News from the Farm | September 22, 2025

Slicing into a ripe Piel de Sapo melon this morning, I realized that I was a victim of seduction. As with so many of the plant families here, seeds were spilling out of the incision, the fruits are a mere vessel for the “go forth and multiply” maxim of a plant’s directive for sustainability. Inside each of the plump elongated seeds in its melon heart was a whole encyclopedia of heredity, selection, replicability and future potential. 

The thousands of seeds in that single melon represent the story of millennia of choosing. The Piel de Sapo (“skin of the toad” in Spanish) is an international favorite grown throughout the world. It is also known as a Santa Claus Melon, Christmas melon, or Croc melon (in Australia), and has a history that dates to Roman times.
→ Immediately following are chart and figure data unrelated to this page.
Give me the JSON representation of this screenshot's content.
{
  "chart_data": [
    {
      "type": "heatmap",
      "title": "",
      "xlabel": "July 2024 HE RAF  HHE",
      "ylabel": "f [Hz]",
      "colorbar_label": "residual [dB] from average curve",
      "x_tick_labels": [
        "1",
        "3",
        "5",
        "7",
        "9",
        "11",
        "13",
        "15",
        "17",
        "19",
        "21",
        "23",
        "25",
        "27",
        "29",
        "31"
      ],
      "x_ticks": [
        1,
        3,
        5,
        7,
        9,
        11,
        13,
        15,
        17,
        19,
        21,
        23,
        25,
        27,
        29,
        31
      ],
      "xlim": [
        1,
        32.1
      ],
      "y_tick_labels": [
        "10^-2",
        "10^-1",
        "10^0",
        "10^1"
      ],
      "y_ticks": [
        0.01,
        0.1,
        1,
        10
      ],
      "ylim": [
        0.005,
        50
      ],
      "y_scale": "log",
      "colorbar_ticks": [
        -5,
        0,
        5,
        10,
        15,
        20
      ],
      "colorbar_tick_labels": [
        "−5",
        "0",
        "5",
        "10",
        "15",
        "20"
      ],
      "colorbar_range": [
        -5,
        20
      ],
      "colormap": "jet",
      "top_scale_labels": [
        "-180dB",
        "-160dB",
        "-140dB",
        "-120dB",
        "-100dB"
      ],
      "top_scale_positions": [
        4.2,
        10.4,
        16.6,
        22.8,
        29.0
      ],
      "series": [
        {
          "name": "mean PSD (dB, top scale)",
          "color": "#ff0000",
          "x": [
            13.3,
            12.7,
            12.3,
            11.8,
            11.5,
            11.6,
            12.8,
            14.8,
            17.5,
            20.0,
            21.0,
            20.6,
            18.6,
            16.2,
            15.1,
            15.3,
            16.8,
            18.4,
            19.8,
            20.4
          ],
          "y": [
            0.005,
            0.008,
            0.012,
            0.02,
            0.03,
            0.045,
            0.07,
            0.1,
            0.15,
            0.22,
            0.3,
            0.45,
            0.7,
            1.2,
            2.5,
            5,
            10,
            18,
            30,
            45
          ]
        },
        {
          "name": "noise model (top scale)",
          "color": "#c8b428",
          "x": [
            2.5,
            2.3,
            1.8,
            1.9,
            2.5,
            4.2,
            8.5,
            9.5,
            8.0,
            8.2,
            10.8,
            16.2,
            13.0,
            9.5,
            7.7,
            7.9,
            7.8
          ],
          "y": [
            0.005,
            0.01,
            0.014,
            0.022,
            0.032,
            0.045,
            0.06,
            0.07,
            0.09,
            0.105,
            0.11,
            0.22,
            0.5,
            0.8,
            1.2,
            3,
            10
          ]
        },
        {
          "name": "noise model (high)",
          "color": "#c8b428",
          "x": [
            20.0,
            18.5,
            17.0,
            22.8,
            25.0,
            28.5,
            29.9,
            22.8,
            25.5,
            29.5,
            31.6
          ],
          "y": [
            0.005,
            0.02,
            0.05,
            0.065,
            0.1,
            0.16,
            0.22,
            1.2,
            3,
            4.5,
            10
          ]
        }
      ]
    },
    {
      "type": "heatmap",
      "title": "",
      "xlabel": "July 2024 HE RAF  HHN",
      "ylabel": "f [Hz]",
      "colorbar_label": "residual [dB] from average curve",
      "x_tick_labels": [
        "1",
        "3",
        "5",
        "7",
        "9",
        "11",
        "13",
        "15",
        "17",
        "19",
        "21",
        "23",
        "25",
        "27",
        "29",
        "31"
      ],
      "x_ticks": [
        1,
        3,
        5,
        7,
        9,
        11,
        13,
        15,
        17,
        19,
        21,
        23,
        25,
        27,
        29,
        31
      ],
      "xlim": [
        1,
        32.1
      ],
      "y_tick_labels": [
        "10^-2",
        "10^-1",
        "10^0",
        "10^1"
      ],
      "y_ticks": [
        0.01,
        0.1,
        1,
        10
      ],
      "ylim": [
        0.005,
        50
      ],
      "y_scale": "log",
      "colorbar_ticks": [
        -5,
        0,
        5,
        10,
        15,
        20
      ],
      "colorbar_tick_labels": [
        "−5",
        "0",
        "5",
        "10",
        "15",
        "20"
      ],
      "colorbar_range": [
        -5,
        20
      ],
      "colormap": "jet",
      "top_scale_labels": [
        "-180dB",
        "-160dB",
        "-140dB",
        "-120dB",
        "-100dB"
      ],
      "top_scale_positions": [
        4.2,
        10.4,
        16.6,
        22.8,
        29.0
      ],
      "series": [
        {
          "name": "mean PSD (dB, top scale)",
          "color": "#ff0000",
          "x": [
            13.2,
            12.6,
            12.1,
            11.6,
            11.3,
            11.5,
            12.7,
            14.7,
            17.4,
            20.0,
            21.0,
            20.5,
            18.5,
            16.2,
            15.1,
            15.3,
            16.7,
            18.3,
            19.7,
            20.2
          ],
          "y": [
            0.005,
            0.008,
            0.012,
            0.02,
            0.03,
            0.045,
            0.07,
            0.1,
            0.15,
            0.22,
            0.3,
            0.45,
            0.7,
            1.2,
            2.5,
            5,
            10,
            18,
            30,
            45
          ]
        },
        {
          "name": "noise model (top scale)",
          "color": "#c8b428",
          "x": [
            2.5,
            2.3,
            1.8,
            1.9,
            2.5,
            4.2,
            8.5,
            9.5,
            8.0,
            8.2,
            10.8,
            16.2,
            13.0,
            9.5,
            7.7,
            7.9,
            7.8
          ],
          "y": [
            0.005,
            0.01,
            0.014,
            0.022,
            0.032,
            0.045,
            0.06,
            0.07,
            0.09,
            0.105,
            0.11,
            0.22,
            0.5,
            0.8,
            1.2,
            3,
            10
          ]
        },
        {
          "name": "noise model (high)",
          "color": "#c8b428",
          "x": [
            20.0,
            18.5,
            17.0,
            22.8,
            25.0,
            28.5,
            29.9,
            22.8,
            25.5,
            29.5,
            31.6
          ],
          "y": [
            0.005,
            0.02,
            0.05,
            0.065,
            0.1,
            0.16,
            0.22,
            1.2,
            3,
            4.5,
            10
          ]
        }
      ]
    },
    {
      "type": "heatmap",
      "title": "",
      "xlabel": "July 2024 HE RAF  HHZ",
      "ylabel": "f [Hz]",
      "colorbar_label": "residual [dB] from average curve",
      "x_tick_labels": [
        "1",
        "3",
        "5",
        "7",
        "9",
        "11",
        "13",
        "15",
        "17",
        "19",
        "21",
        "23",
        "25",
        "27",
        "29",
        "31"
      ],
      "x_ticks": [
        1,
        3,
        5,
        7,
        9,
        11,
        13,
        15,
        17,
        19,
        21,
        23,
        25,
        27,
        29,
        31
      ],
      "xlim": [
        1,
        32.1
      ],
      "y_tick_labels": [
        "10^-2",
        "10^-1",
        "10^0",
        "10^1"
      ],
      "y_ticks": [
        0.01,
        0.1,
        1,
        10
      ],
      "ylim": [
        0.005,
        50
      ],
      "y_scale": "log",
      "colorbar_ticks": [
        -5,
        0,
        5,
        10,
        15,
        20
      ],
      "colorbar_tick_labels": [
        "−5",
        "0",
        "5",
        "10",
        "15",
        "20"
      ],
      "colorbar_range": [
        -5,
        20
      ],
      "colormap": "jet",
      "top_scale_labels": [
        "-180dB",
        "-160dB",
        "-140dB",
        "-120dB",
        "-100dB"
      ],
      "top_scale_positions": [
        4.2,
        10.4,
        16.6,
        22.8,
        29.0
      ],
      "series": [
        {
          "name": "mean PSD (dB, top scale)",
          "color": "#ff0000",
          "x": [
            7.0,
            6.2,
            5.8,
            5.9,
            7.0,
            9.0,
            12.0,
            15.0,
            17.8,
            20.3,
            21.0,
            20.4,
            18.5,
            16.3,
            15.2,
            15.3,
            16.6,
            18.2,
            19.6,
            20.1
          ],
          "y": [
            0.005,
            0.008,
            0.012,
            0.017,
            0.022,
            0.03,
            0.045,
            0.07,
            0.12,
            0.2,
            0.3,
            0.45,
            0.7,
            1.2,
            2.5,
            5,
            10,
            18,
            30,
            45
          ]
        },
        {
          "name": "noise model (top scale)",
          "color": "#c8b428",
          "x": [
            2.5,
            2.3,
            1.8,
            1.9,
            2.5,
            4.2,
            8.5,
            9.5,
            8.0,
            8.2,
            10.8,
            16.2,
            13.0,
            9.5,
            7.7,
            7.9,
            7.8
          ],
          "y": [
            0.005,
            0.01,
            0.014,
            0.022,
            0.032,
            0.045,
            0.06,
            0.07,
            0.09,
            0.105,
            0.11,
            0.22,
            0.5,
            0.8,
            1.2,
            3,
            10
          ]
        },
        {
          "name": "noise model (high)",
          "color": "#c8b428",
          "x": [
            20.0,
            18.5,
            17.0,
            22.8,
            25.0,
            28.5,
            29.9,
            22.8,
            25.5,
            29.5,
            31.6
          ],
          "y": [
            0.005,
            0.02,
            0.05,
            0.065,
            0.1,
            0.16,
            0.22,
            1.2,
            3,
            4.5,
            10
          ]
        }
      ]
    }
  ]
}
These melons were brought into southern Spain as early as 300 BCE and were prevalent in Roman horticultural manuals. Piel de Capos were also brought to Spain by the Arabs and were listed in several documents written by Arab botanist and agronomist Ibn Bassal around 1080. Allegedly, the Spanish would say “he who fills his stomach with melons will be filled with light,” and unsurprisingly, these melons became an important crop in this area.

In addition to their amazing taste, these melons are good for us. They are sources of vitamin C (immune system), vitamin A (growth, vision, and cell function), magnesium (nerve function), potassium (heart health and blood pressure), phosphorus (kidney function), calcium (bones and teeth), and other nutrients. What a nutritional bargain!

Our seduction starts with trials. Each year, Amon (Dru and my eldest son) chooses varieties to plant based on past successes, encouragement from farm partners and customers, and from hours of scouring seed catalogs to find interesting varieties. We may trial as many as 20 varieties here each year to find what best works for us. We are seduced by sweetness, plant vigor, and reliability. We also want resistance to insects and diseases and melon durability. Piel de Sapos are known for their long storage time. They have the name “Christmas melon” for their ability to allegedly last until Christmas. We don’t aim to have them in our cooler that long, but can extend our melon season when all other melons are done for the year.

We use organically grown seed. We want varieties that may be more vigorous and have their own inoculum of good biology and genetic specificity that may be better adapted to our farming practices. Each seed is pre-inoculated and pre-informed with the choices of seed savers over time, but they also reflect the gift of the grower who grew out the seeds that we plant. The biology of each seed is wildly complex. Each seed is a genetic package, but also a pre inoculated biological package where millions of microbes live – both inside of and on the surface of the seed. 

The sweet flesh of the melon is also a clever tool for seed dissemination. Birds peck, racoons claw at, and deer stomp on melons to open and enjoy the sweetness, while also doing the work of allowing the seeds to “go forth” in this way. Human propagation is indeed the most recent version of this timeless spread of delicious information.

If you extract seeds from your Piel de Sapo, you could try to grow them out next summer, but these are hybrid seed and you’re unlikely to get melons that are true to the Piel. Between the biology of hybrid seed, and the opportunity for cross-pollination with pollen from other melon plants that grow nearby, you may end up with something inedible or perhaps a new melon that combines the genetics of neighbors and the Piel to make a new expression of melon. 

Whatever you choose to do with your melon seeds, know that they represent our best attempt to accumulate the sugars created by the powers of the sun, carbon dioxide, water, soil microbes, plant species, heredity, Roman biologists, Spanish farmers, and our susceptibility to seduction. We truly feel blessed by our relationship to these processes. We are the carriers and propagators of a continuing story. May your day be nourished.